O presidente do TRF-3 (Tribunal Regional Federal da 3ª Região), o desembargador federal Carlos Muta, decidiu nesta terça-feira (24) a favor da União e suspendeu as liminares que beneficiavam as principais empresas do mercado de vale-refeição e vale-alimentação.

A AGU (Advocacia-Geral da União) havia ajuizado ação no TRF em 9 de fevereiro pedindo a anulação das decisões favoráveis às operadoras, que conseguiram na Justiça a suspensão dos efeitos do decreto do governo Lula que estipulou mudanças nas regras de VR e VA.

As empresas afetadas pela decisão são VR Benefícios, Pluxee Benefícios (Sodexo) e Vegas Card do Brasil. A Alelo, agente importante do setor, obteve uma liminar parcial anteriormente, também derrubada pela decisão.

O magistrado entendeu que as liminares provocavam risco de fragmentação normativa, insegurança regulatória e ultrapassavam os limites objetivos das demandas individuais. Ainda, afirmou que as medidas ameaçavam a estabilidade da política pública PAT (Programa de Alimentação do Trabalhador).

O presidente argumentou que as liminares desarticulavam o caráter uniforme do programa, criavam regimes jurídicos distintos para agentes que concentram a maioria do mercado —o que poderia gerar distorções na concorrência— e frustravam os objetivos regulatórios do Executivo, que determinou as mudanças via decreto.

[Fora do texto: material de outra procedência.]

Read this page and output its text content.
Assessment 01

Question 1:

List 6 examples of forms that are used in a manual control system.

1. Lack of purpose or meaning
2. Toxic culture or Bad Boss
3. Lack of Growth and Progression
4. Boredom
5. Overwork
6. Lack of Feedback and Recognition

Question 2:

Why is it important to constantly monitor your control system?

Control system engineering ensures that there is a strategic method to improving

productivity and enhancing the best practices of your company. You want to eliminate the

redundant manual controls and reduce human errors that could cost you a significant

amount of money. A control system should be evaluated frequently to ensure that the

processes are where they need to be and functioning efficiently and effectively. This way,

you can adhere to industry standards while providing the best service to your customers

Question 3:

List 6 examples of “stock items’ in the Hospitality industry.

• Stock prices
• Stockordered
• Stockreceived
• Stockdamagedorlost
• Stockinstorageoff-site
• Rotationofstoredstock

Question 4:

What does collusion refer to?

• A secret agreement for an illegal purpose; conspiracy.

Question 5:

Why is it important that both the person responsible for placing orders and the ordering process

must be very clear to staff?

O tribunal, no entanto, não suspendeu a decisão que beneficia a UP Benefícios, pois a liminar foi concedida por outro desembargador em segunda instância. Nesses casos, cabe ao STJ (Supremo Tribunal de Justiça) suspender a decisão, caso entenda que a medida seja necessária.

Reação às mudanças

Assinado em novembro do ano passado, o decreto presidencial regulamentou uma lei de 2022 aprovada pelo Congresso, implementou um limite de 3,6% para as taxas cobradas de supermercados e restaurantes e reduziu pela metade o prazo para que o varejo de alimentos receba os pagamentos das operadoras pelas transações com VR e VA —passando de 30 dias para 15 dias.

Também acabou com o arranjo fechado das operadoras, permitindo, por meio da interoperabilidade, que cartões de voucher funcionem em qualquer maquininha de pagamento.

Ticket, VR Benefícios, Pluxee, Vegas Card e Up Brasil ingressaram na Justiça pedindo a suspensão das medidas com o argumento de que essas mudanças do decreto extrapolaram o que foi aprovado em 2022 por lei no Congresso e trouxeram mudanças relevantes em relação ao que havia sido legislado.

Elas disseram ainda que o decreto interferiu em contratos privados que haviam sido firmados entre as operadoras, as empresas empregadoras e estabelecimentos de alimentação, com violação à livre iniciativa e controle indevido de preços.

Nos casos das cinco operadoras (Ticket, VR Benefícios, Pluxee, Vegas Card e Up Brasil) a Justiça acatou os argumentos, suspendendo com urgência os efeitos do decreto sobre essas empresas. Sem analisar o mérito, os juízes disseram que as liminares eram importantes para evitar efeitos irreversíveis da medida do governo federal sobre essas empresas, enquanto uma análise mais aprofundada e uma decisão definitiva não acontecem. A Alelo, uma das maiores operadoras de VR do Brasil, também entrou com pedido de liminar, mas a Justiça acatou parcialmente o pedido da empresa, suspendendo apenas o trecho do decreto que a obriga a operar no arranjo aberto. A decisão foi proferida antes da ação da União.